Côté thaï, la puissance de Sukhothaï est mise à mal, au début du XIVème, par l’émancipation successive de ses vassaux, en particulier Môns et Lao. Réduit à son territoire initial, il subit aussi la concurrence de deux nouveaux royaumes thaïs : le Lan Na (« pays du million de rizières ») fondé dans la seconde moitié du XIIIème par le roi du muong pré-existant de Ngoenyang (la moderne Chiang Saen) au nord de la Thaïlande ; depuis sa capitale de Chiang Mai (« ville nouvelle »), il s’étend dans l’est birman et jusqu’au Yunnan et annexe le Haripunchai Môn en 1292. Le second nouvel Etat thaï est le royaume d’Ayuthia [1] fondé par un vassal de Sukhotaï en 1350, dans le sud du bassin du Chao Phraya. Son essor est tel qu’il vassalise son ancien suzerain en 1378. Il s’attaque aussi, à plusieurs reprises, à son voisin khmer ; depuis le milieu du XIIIème, celui-ci est affaibli par les querelles liées à la restauration de l’hindouisme et à la persécution des bouddhistes qui en résulte[2]. Le royaume khmer est également menacé, dans le delta du Mékong, par les Chams redevenus indépendants.

Au nord, l’heure est à l’union des principautés lao du Laos et du nord-est de la Thaïlande : en 1353, un prince du Muong Xua (autour de la future Luang Prabang) en fédère plusieurs au sein d’un royaume du Lan Xang (« pays du million d’éléphants ») qui reste constitué de fiefs largement autonomes.

La situation évolue aussi à l’ouest.

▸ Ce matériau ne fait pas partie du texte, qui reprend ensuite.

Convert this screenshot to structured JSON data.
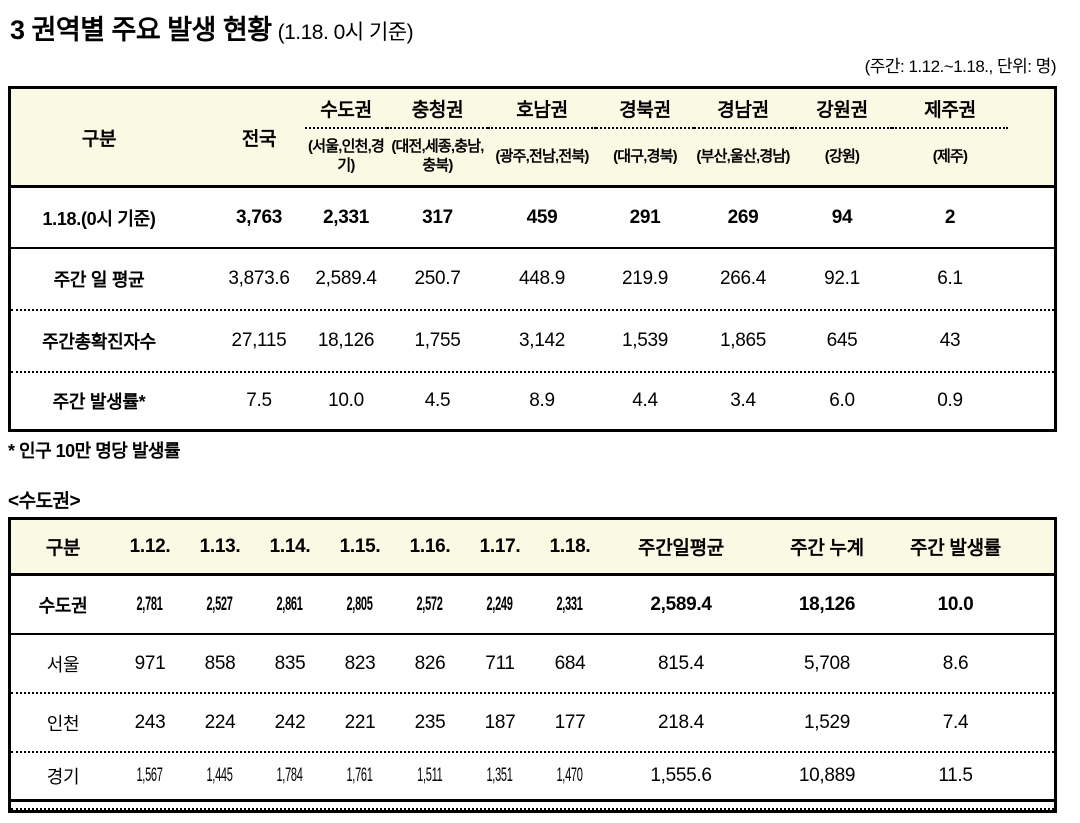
{
  "page": {
    "title": "3 권역별 주요 발생 현황",
    "title_suffix": "(1.18. 0시 기준)",
    "unit_note": "(주간: 1.12.~1.18., 단위: 명)",
    "footnote": "* 인구 10만 명당 발생률",
    "section_label": "<수도권>"
  },
  "colors": {
    "header_background": "#faf9e4",
    "border": "#000000"
  },
  "region_table": {
    "corner_label": "구분",
    "columns": [
      {
        "name": "전국",
        "sub": ""
      },
      {
        "name": "수도권",
        "sub": "(서울,인천,경기)"
      },
      {
        "name": "충청권",
        "sub": "(대전,세종,충남,충북)"
      },
      {
        "name": "호남권",
        "sub": "(광주,전남,전북)"
      },
      {
        "name": "경북권",
        "sub": "(대구,경북)"
      },
      {
        "name": "경남권",
        "sub": "(부산,울산,경남)"
      },
      {
        "name": "강원권",
        "sub": "(강원)"
      },
      {
        "name": "제주권",
        "sub": "(제주)"
      }
    ],
    "rows": [
      {
        "label": "1.18.(0시 기준)",
        "bold": true,
        "values": [
          "3,763",
          "2,331",
          "317",
          "459",
          "291",
          "269",
          "94",
          "2"
        ]
      },
      {
        "label": "주간 일 평균",
        "bold": false,
        "values": [
          "3,873.6",
          "2,589.4",
          "250.7",
          "448.9",
          "219.9",
          "266.4",
          "92.1",
          "6.1"
        ]
      },
      {
        "label": "주간총확진자수",
        "bold": false,
        "values": [
          "27,115",
          "18,126",
          "1,755",
          "3,142",
          "1,539",
          "1,865",
          "645",
          "43"
        ]
      },
      {
        "label": "주간 발생률*",
        "bold": false,
        "values": [
          "7.5",
          "10.0",
          "4.5",
          "8.9",
          "4.4",
          "3.4",
          "6.0",
          "0.9"
        ]
      }
    ]
  },
  "capital_table": {
    "headers": [
      "구분",
      "1.12.",
      "1.13.",
      "1.14.",
      "1.15.",
      "1.16.",
      "1.17.",
      "1.18.",
      "주간일평균",
      "주간 누계",
      "주간 발생률"
    ],
    "rows": [
      {
        "label": "수도권",
        "bold": true,
        "daily": [
          "2,781",
          "2,527",
          "2,861",
          "2,805",
          "2,572",
          "2,249",
          "2,331"
        ],
        "avg": "2,589.4",
        "total": "18,126",
        "rate": "10.0"
      },
      {
        "label": "서울",
        "bold": false,
        "daily": [
          "971",
          "858",
          "835",
          "823",
          "826",
          "711",
          "684"
        ],
        "avg": "815.4",
        "total": "5,708",
        "rate": "8.6"
      },
      {
        "label": "인천",
        "bold": false,
        "daily": [
          "243",
          "224",
          "242",
          "221",
          "235",
          "187",
          "177"
        ],
        "avg": "218.4",
        "total": "1,529",
        "rate": "7.4"
      },
      {
        "label": "경기",
        "bold": false,
        "daily": [
          "1,567",
          "1,445",
          "1,784",
          "1,761",
          "1,511",
          "1,351",
          "1,470"
        ],
        "avg": "1,555.6",
        "total": "10,889",
        "rate": "11.5"
      }
    ]
  }
}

En 1347, les Birmans forment, dans la basse vallée de la Sittang, le petit royaume de Toungoo, coincé entre les Etats shan d’Ava et môn d’Hanthawaddy. En 1385, ces deux ennemis déclenchent une guerre qui va durer quarante ans, sans pour autant désigner un vainqueur. Le début du XVème voit aussi la renaissance de l’Arakan. En 1430, le souverain d’un petit État Rakhine[3] y fonde,  avec l’appui du sultan du Bengale, un royaume doté d’une nouvelle capitale : Mrauk U (ou Myohaung). Leur suzerain rencontrant des difficultés avec les Moghols indiens, les souverains d’Arakan – eux-aussi musulmans – s’en émancipent et lui prennent même Chittagong et le sud-ouest du Bengale (1459). Pendant des décennies, leurs bateaux vont se livrer à des actes de piraterie dans le golfe du Bengale, aux côtés de flibustiers portugais.

Côté thaï, le royaume d’Ayuthia poursuit son expansion et impose une suzeraineté plus ou moins rigide aux Etats musulmans malais situés au sud de l’isthme de Kra (sultanat de Patani et principauté de Tambralinga). Après s’être emparé d’Angkor en 1431, il conquiert l’ouest du royaume khmer, qui se retrouve contraint de déplacer son centre de gravité politique sur le Mékong, au sud-est, sur le site de l’actuelle Phnom Penh. En 1438, Ayuthya annexe purement et simplement le Sukhotaï, ainsi que d’autres principautés thaïs et les reliquats du Lavo[4], donnant ainsi naissance au Royaume de Siam[5]. Toutefois, certaines entités thaïes continuent de lui échapper, à l’image du Lan Na et des États lao : le Lan Xang, ainsi que les muongs du nord Laos (dont le royaume Bồn Man, fondé au XIVème sur le plateau de Xieng Khouang, qui passe sous tutelle des Viets à la fin du XVème).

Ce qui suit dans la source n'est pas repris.